When brands launch hashtag campaigns, it sincerely boggles my mind how many of them believe that having a hashtag is what will make them "go viral." 

"We need a hashtag," the board room of executives says--the same executives who can't even log into their Twitter accounts because they forgot their password.

To which the agency they are working with is usually no better. The agency, filled with young millennials who should understand how to properly use a hashtag, nod their heads and say, "That's a great idea!"

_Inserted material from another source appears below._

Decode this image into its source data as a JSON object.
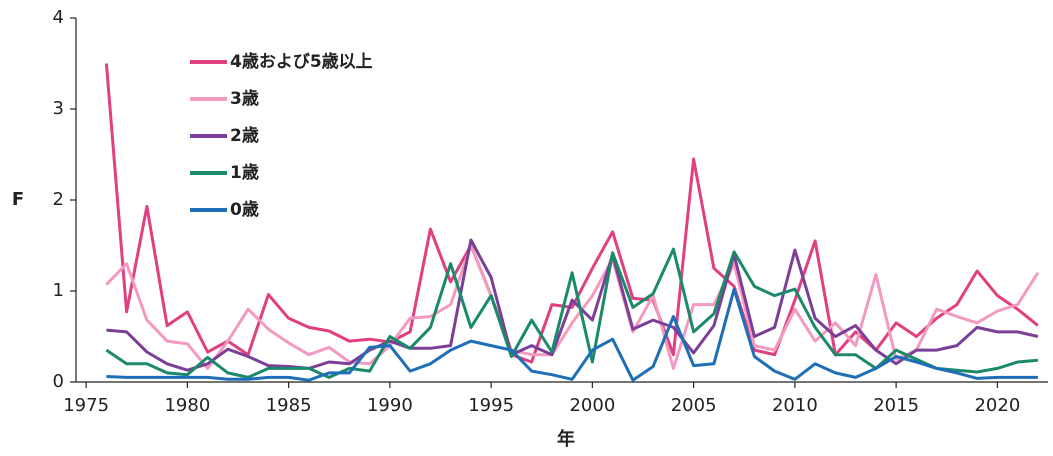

If you want to create your own hashtag, you have to not only rep it yourself first, and not only create content for it on a regular basis, but lastly, you have to create an emotional connection with it and your followers.

You have to prove to people that this is "a movement" and by using your hashtag, you are supporting not the hashtag, but what it stands for.

A perfect example of this is a powerlifter who goes by the name @c3muscle on Instagram. One of the core issues in the world of powerlifting and weight lifting is that so many people use bad form. They would rather load up the bar with a ton of weight to flex their ego, and do the exercise incorrectly, than to do the exercise with perfect form but use less weight.

Chris saw this as an issue and a topic of controversy within the community.

What did he do?

He created #RespectTheDepth.

Every single week, he would post a video on Instagram of him squatting 400, 500, 600 pounds, with perfect form. In the caption, he would touch on this very topic, sharing his perspective on why it is much more valuable to perform the exercise with perfect form, and then he would end the post with #RespectTheDepth. 

This is what ultimately made his following grow so quickly, and inspired a merchandise line and separate brand called #RespectTheDepth. People started posting videos of their own, squatting with perfect form, bringing the weight down as far as they could possibly go, and then tagging their videos with #RespectTheDepth. It's as if they wanted to prove that they were on the team that believed in leaving their ego at the door and doing the lift "the right way."

You want to know how you build a loyal following?

That's how you do it, right there.

If you are a brand and you want to have a branded hashtag, pick 1. Just 1. And reinforce it over a long period of time.

Pick 1 and spend less time brainstorming new hashtags and more time creating amazing content that will forge an emotional bond with the people who follow you. This has nothing to do with being clever, or witty, or trendy. This has to do with you believing in what you stand for so much, and repping it every single day, that other people can't help but join.

But if you think attaching a new hashtag to a billboard campaign that is going to run for 3 months is going to do anything meaningful for your brand, you're severely misguided. You don't need a hashtag. What you need is to provide more value.